Yesterday's budget contained few real surprises, but one of the measures which will affect A4e is the abolition of the Regional Development Agencies. The North West Development Agency in particular have funded a number of projects which gave work to the company. Whatever replaces the RDAs will have less money to spend, and cuts in public spending across the board will mean slimmer pickings.
Unemployment is set to rise, providing clients for the Work Programme contractors, but fewer possibilities of getting them into jobs and thereby earning outcome payments. And yet the government has made the plight of the unemployed even harder by increasing benefits in line with consumer prices inflation, rather than retail prices inflation, from next year, which means a smaller rise; and by reducing housing benefit by 10% for people who have been on a jobseeker's allowance for 12 months or more. Will this be an incentive to find work?

Friday, 18 June 2010

Round-up, 18 June 2010

There is still no news of the Channel 4 programme, "The Wager", featuring the A4e boss whom the Guardian called "the ubiquitous Emma Harrison". But it's Rob Murdoch, the company's Executive Director, who has been in the news this week - or, at least, in the Telegraph.

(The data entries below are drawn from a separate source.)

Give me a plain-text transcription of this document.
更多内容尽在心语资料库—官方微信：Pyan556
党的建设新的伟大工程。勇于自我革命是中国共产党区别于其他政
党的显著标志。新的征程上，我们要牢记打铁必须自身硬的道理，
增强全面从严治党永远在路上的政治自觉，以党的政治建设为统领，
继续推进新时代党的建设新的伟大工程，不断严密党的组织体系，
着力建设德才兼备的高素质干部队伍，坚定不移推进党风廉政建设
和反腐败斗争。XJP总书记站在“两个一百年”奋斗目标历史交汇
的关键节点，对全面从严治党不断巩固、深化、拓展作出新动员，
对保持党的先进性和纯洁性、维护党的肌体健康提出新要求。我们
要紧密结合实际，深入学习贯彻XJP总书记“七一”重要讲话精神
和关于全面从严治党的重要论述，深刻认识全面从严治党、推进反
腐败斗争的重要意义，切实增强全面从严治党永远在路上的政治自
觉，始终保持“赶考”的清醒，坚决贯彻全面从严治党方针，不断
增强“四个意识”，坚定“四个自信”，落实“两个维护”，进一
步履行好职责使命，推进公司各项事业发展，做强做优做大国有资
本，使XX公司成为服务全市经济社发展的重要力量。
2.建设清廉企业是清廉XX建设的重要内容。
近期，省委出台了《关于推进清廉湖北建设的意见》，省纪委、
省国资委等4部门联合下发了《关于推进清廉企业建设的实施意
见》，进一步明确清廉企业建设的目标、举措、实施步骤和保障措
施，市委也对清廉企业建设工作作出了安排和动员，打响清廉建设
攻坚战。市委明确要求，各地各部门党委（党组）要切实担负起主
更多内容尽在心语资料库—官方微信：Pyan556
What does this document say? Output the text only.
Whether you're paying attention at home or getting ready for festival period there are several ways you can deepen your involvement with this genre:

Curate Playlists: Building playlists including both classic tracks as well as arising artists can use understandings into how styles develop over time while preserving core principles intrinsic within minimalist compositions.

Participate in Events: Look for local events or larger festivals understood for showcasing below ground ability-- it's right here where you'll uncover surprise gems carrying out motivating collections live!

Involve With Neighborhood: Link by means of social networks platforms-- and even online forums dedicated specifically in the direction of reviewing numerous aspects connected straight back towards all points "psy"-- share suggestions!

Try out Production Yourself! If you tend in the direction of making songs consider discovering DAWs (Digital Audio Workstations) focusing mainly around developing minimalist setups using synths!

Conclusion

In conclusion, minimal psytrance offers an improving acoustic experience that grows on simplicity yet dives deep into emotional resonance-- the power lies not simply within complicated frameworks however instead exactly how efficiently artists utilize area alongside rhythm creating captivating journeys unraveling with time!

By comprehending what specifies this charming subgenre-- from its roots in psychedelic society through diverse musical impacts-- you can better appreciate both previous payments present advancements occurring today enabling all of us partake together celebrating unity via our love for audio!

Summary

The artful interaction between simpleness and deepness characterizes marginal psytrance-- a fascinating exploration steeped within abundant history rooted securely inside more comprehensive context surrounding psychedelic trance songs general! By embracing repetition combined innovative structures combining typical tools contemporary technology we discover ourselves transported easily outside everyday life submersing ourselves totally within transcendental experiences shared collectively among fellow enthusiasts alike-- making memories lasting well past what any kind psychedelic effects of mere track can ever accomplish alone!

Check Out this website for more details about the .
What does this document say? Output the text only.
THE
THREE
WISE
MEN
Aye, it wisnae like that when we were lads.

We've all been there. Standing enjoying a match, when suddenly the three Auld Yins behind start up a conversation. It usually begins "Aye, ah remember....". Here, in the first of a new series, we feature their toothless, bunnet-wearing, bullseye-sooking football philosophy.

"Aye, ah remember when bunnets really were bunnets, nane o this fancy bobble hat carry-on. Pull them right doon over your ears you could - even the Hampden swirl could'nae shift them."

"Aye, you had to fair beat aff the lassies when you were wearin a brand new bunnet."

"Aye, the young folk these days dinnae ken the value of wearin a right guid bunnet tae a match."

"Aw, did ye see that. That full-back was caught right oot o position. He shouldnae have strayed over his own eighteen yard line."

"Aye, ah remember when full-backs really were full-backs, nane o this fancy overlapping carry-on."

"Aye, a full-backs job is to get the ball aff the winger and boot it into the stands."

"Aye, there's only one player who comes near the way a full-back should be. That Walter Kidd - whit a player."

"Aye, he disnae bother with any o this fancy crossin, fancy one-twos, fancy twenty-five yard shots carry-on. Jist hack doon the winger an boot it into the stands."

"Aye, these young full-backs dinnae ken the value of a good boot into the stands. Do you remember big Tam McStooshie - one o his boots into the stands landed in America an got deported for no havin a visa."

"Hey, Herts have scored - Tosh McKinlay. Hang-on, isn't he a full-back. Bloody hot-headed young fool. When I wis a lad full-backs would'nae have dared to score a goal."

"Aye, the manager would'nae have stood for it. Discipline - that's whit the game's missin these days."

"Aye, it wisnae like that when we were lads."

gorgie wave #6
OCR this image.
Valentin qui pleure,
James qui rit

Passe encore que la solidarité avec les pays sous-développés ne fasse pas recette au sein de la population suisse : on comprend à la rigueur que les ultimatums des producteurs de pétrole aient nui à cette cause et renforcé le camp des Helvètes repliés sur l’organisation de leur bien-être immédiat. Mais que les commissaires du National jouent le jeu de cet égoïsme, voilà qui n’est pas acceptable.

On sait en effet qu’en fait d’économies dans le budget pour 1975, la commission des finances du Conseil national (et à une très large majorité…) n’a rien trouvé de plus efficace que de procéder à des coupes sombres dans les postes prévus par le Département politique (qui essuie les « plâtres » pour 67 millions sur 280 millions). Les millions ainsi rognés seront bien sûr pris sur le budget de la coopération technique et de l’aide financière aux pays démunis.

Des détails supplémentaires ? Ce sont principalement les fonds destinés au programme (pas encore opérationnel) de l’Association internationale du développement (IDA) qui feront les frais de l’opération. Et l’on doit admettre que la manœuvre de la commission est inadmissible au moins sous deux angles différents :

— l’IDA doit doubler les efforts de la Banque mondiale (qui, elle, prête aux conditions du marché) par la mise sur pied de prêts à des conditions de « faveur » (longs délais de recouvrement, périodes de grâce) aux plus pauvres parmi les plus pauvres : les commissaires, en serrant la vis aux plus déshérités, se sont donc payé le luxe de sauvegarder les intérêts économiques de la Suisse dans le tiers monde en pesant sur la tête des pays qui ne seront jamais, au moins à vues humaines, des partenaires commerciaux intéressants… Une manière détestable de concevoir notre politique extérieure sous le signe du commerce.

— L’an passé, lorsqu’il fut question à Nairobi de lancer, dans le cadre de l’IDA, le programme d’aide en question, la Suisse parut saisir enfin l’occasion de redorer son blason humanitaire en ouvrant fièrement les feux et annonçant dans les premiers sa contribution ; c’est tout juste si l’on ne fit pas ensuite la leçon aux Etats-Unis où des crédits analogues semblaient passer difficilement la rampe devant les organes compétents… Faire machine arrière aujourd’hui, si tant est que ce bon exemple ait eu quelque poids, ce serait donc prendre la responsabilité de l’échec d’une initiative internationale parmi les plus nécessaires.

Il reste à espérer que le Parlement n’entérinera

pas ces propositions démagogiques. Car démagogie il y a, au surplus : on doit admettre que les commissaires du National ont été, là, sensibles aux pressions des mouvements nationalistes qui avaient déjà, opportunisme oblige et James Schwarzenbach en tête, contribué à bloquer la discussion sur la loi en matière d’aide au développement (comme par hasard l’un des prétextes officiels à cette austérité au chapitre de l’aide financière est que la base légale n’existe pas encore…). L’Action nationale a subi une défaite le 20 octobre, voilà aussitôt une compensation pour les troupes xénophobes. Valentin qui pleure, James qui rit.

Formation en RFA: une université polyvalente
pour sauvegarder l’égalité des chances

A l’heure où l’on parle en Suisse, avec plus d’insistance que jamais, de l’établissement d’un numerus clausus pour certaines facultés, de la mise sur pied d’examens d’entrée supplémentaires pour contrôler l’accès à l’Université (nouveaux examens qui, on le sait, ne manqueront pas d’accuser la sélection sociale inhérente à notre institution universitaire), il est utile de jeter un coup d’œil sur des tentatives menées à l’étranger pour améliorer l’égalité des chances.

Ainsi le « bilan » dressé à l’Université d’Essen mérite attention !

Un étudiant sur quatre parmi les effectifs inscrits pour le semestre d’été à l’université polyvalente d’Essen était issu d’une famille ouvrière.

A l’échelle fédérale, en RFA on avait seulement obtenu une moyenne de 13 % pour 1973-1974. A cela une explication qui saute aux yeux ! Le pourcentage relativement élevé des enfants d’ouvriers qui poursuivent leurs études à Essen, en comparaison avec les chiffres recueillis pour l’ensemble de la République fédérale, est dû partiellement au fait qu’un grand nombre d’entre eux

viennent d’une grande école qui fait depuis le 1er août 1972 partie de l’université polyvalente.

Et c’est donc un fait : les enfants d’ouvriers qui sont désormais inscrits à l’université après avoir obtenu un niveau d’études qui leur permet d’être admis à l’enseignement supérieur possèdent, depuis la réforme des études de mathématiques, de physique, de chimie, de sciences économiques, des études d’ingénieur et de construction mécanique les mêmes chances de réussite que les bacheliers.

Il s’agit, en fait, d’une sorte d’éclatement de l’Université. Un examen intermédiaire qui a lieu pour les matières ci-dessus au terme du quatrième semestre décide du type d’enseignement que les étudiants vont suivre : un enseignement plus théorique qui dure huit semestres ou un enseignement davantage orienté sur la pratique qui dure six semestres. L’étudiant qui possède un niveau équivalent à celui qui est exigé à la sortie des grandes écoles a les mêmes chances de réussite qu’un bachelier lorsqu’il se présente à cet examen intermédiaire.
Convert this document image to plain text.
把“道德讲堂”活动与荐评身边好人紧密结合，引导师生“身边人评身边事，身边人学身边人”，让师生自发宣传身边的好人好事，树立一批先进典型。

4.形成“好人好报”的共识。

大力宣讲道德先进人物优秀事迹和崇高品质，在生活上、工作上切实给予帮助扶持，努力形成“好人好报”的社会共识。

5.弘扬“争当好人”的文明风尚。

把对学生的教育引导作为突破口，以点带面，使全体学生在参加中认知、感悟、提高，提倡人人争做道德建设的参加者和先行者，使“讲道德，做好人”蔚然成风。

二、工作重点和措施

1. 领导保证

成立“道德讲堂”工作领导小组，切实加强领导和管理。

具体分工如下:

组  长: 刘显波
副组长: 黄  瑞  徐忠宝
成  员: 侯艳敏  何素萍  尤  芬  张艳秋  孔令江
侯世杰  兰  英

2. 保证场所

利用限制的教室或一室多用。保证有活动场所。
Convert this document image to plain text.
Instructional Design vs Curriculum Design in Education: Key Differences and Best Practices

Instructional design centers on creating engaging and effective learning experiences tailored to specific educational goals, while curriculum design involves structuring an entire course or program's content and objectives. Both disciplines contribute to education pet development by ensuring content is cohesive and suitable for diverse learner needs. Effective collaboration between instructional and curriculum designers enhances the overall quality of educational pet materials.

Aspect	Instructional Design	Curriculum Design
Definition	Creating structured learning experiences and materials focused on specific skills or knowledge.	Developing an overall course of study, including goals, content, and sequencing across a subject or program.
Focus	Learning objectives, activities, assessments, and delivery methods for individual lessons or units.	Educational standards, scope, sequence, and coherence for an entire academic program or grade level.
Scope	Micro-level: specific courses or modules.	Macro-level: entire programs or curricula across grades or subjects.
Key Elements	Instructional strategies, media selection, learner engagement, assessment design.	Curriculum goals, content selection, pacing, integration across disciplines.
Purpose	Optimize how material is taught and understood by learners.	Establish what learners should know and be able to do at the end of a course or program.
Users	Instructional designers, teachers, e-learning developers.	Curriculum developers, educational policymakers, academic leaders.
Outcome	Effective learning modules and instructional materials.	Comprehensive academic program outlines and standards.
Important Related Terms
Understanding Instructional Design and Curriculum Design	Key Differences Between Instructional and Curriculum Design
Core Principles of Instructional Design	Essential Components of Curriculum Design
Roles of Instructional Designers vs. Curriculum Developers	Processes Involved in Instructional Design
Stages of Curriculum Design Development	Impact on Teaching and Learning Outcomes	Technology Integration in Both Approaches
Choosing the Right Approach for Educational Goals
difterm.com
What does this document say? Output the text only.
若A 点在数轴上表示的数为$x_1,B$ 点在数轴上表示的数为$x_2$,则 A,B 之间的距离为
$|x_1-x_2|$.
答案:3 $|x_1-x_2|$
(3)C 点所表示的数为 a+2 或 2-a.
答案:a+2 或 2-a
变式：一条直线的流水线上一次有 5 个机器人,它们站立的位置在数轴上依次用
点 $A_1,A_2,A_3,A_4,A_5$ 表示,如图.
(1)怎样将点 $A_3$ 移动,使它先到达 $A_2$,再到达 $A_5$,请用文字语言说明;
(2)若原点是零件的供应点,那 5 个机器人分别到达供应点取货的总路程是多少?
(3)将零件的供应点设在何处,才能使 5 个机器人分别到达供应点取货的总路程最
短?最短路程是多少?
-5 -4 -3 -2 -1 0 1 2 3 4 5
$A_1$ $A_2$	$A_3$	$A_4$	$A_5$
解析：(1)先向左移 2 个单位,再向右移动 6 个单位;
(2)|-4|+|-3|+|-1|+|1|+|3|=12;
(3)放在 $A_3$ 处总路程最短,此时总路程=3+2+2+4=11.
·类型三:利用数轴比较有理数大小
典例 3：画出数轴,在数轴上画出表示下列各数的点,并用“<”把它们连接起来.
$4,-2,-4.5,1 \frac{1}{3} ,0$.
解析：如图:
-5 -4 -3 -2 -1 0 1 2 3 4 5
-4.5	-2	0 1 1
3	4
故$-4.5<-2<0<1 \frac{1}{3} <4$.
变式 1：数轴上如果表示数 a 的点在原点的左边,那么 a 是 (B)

On Thursday the paper called on him, and on Alex Pollock of Avanta, for a comment on the fact that "Long-term jobless soars to 13-year high despite £2.8bn public spending". Later in the same day the headline had changed to "New jobseekers 'squeeze out' long-term unemployed in rush for jobs" but it was still Pollock and Murdoch who supplied the point of view of the contractors. They have something of a balancing act to perform at the moment. They can't very well disagree with government policy, past or present, and so have to insist that the contracts to assist the long-term unemployed have "worked". At the same time they need to talk upthe difficulties of finding jobs for this group, as new contracts are drawn up.
There has been the usual crop of PR pieces for A4e in the local press, but an item on their own website, on the success of a student at Vox, their private Pupil Referral Unit in Stockton, may indicate more than a passing interest in the government's education policy. Many of the "free schools" announced today will be managed by private companies on behalf of groups of parents, teachers or charities, and we know that Serco is one of several companies involved. At the moment these schools are meant to be "not for profit", but for companies like A4e and Serco which are already heavily involved in education it makes financial sense to take this next step. We must continue to wait and see.

Tuesday, 15 June 2010

Small charities and big business

It is, according to A4e's Emma Harrison, "Small Charities Week", "a major celebration of the small charity sector and its huge impact on communities across the UK". You can listen to her talk about it on the MyA4e site or read about it on the ThirdSector website. The writer of that article, Anne-Marie Corvin, sees some irony in this, pointing out that "A4e, the private company Harrison founded in 1991, frequently competes with charities for government contracts. Two years ago Hull Citizen's Advice Bureau was left facing an uncertain future after A4e beat it to a contract to provide legal advice, and the Migrants Resource Centre accused A4e of 'gross exploitation of the voluntary sector' when the firm asked it to work as a partner without payment in 2008."
Meanwhile, there's the business of new contracts. More scrutiny of the Work Programme proposals has raised another disconcerting fact. According to Chris Ball, Chief Executive of TAEN: "The emphasis will be on sustainability of jobs; proportions of fees will be paid after one, two and three years in the job – an idea meant to encourage providers to work much more closely with the employers in which clients have been placed. There will be downsides for providers compelled to wait for their money however." It might also be seen as a "downside" for the client who faces up to three years of ties to the provider.
On Friday Michael Gove will fire the starting gun for the "free schools" race. We know that several private companies, including Serco, have arranged with parents' groups to run these new schools, ensuring that this is, in effect, the beginning of the privatisation of our education system. It is unlikely that we will get a list of which companies are running which schools.